Ad Report Card

General Motors Is Really, Really Sorry

This time, they swear they’re making better cars. Sound familiar?

From time to time, companies find it necessary to apologize. They may not do it in so many words, but in the wake of a crisis or a scandal or a huge, news-making problem, they will mount an advertising campaign to assure you, the consumer, that efforts are underway to “win back your trust.” During the Ford/Firestone fiasco a couple of years ago, for instance, both of those firms launched forgiveness campaigns.

What’s a little more unusual is a company coming out and apologizing for just being generally lousy over the past couple of decades. But that is essentially what GM is doing now, with a curious campaign touting its journey on “the road to redemption.” GM has run big two-page ads in major newspapers and also spins its tale on the Web.

Like all ad campaigns, the bottom line is that GM, right now, is a fine, high-quality company, whose products you should buy immediately. It’s the journey to this obvious destination that’s interesting. “Thirty years ago, GM quality was the best in the world,” the print ad starts. “Twenty years ago, it wasn’t.”

And apparently the company muddled along in a sub-par manner for 10 years before deciding to change. “The hard part [was] breaking out of our own bureaucratic gridlock,” the ad copy continues, and “learning some humbling lessons from our competitors.” After a “painful” decade of effort, they’re now back up to snuff, putting out great cars, etc., etc. The ad cites positive consumer-satisfaction research and recent automotive awards, presumably the hook for the campaign. “The road to redemption has no finish line,” the copy concludes. “But it does have a corner. And it’s fair to say we’ve turned it.”

GM says that campaign is aimed at the apparently large segment of the car-buying public that simply won’t consider its models. The company’s North American president calls it “a unique effort to reach those consumers whose perceptions of GM are out of step with today’s reality.” I suppose that’s reasonable, but let’s say you’re one of the thousands who did buy a GM car in the 1980s and 1990s. You, apparently, were a sucker. Your vehicle was not put together by a company with “a true culture of quality in every division.” That’s not what I’m saying—it’s what GM is saying.

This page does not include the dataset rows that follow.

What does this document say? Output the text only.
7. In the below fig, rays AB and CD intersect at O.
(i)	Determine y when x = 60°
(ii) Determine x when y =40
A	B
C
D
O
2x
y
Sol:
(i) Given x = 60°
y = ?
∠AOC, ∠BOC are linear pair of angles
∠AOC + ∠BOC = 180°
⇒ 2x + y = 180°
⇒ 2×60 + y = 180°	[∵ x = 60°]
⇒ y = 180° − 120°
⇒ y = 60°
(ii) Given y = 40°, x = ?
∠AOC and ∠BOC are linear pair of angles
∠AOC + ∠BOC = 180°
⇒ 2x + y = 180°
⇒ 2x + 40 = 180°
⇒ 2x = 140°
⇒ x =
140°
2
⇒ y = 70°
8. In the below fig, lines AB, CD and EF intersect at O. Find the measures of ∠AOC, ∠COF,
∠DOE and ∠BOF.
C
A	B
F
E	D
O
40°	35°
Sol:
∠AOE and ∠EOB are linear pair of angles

Or at least, it’s what GM is saying now. Twenty years ago, as it happens, GM’s then-chief executive was calling 1983 “the turnaround year we have been working for.” That was Roger Smith. Six years later he and GM President Robert Stempel reiterated that a “turnaround” in “product quality” and “customer service” had been underway for “some time.” When Stempel assumed the top slot alone a year later he assured us that GM’s “entire focus” was on customer satisfaction. Meanwhile GM’s share of new-car sales fell from 44 percent of the U.S. market to about 35 percent.

Stempel was run out of Dodge (as it were) by the company’s board about two years later, and GM announced that “fundamental changes” in its business were underway. Market share dipped below 30 percent, but not to worry. In late 1994 the New York Times reported that the new president and CEO was saying that GM’s North American operations “had ‘absolutely’ turned the corner.” Another GM executive noted the carmaker’s focus on the consumer … and so on. Last year, for what it’s worth, GM had about 28 percent of the domestic vehicle market.

In fairness, it’s more the rule than the exception for companies to think the way GM is thinking now: If there is trouble, it lives in the past; the present is an eternal moment of comeback and rediscovery, a happy corner that is constantly turned anew. Moreover, the carmaker may really be in better shape today than it was in the 1980s. Reading up on those days reminded me of just what a basket case General Motors was back then. I’d forgotten all of that—until, of course, the current marketing campaign reminded me.